Mobile market penetration in Eswatini has been well above the African average, but subscriber growth has slowed in recent years. The average revenue per user (APRU) is one of the highest in Africa. The government is considering issuing another mobile licence to an international operator.

==Internet==

- Top-level domain: .sz
- Internet users:
  - 288,225 users, 141st in the world; 20.8% of the population, 143rd in the world (2012);
  - 90,100 users, 162nd in the world (2009).
- Fixed broadband: 3,717 subscriptions, 165th in the world; 0.3% of the population, 155th in the world (2012).
- Wireless broadband: 166,485 subscribers, 113th in the world; 12.0% of the population, 86th in the world (2012).
- Internet hosts: 2,744 hosts, 158th in the world (2012).
- IPv4: 34,560 addresses allocated, less than 0.05% of the world total, 24.9 addresses per 1000 people (2012).
- Internet service providers: 5 ISPs (2002), 2 ISPs (1999).

The Internet sector has been open to competition with four licensed Internet service providers (ISPs), but prices have remained high and market penetration relatively low.
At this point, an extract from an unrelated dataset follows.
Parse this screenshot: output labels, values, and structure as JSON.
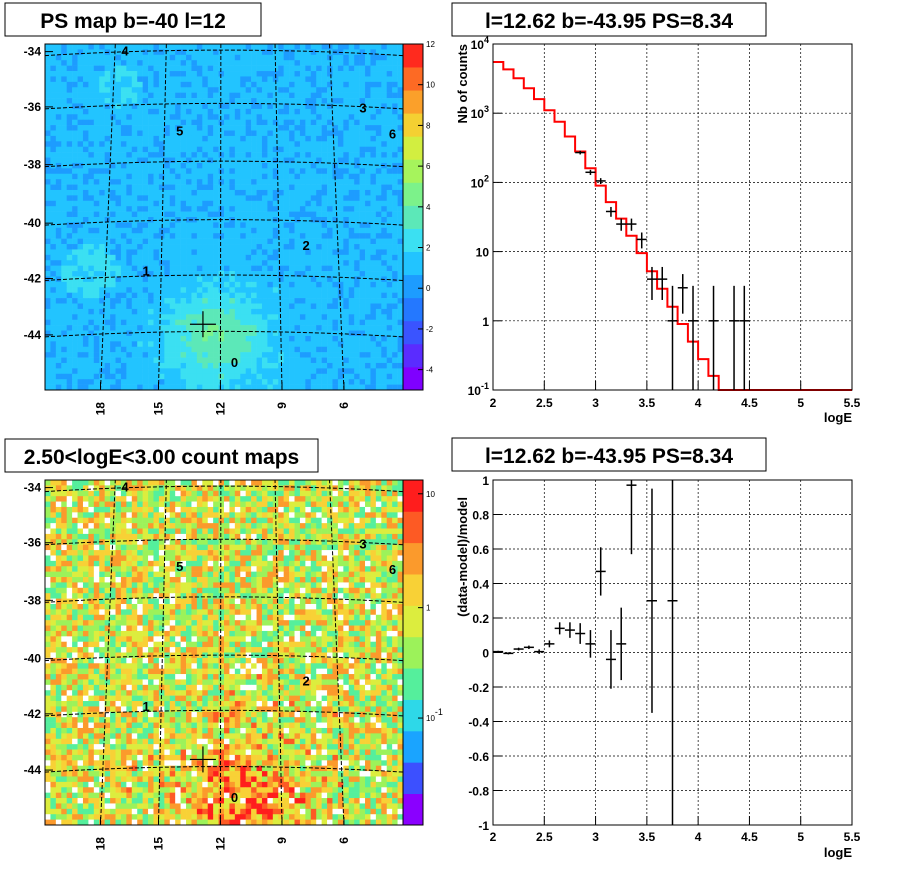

ADSL was introduced in 2008 and 3G mobile broadband services in 2011, but development of the sector has been hampered by the limited fixed-line infrastructure and a lack of competition in the access and backbone network.

Eswatini has a relatively well-developed fibre optic backbone network. However, being landlocked, the country depends on neighbouring countries for international fibre bandwidth which has led to high prices. A reduction of the high cost of international bandwidth is expected from the several new submarine fibre optic cables that have reached the region recently.

===Internet censorship and surveillance===

There are no official government restrictions on access to the Internet. For the most part, individuals and groups engage in the peaceful expression of views via the Internet, including by e-mail. Nevertheless, there are reports that the government monitors e-mail, Facebook, and Internet chat rooms and that police tap certain individuals' telephones.

The constitution provides for freedom of speech and press, but the king may deny these rights at his discretion, and the government does at times restrict these rights, especially regarding political issues or the royal family. The law empowers the government to ban publications if they are deemed "prejudicial or potentially prejudicial to the interests of defense, public safety, public order, public morality, or public health." Most journalists practice self-censorship. The constitution and law prohibit arbitrary interference with privacy, family, home, or correspondence except "in the interest of defense, public safety, public order, public morality, public health, town and country planning, use of mineral resources, and development of land in the public benefit"; however, the government does not always respect these prohibitions and broadly construes exceptions to the law.

In March 2012, the Times of Swaziland reported that a number of senators asked that the government take legal action against individuals who criticized King Mswati III on social networking sites. Minister of Justice Mgwagwa Gamedze backed the calls and said he would look for "international laws" that could be used to charge offenders.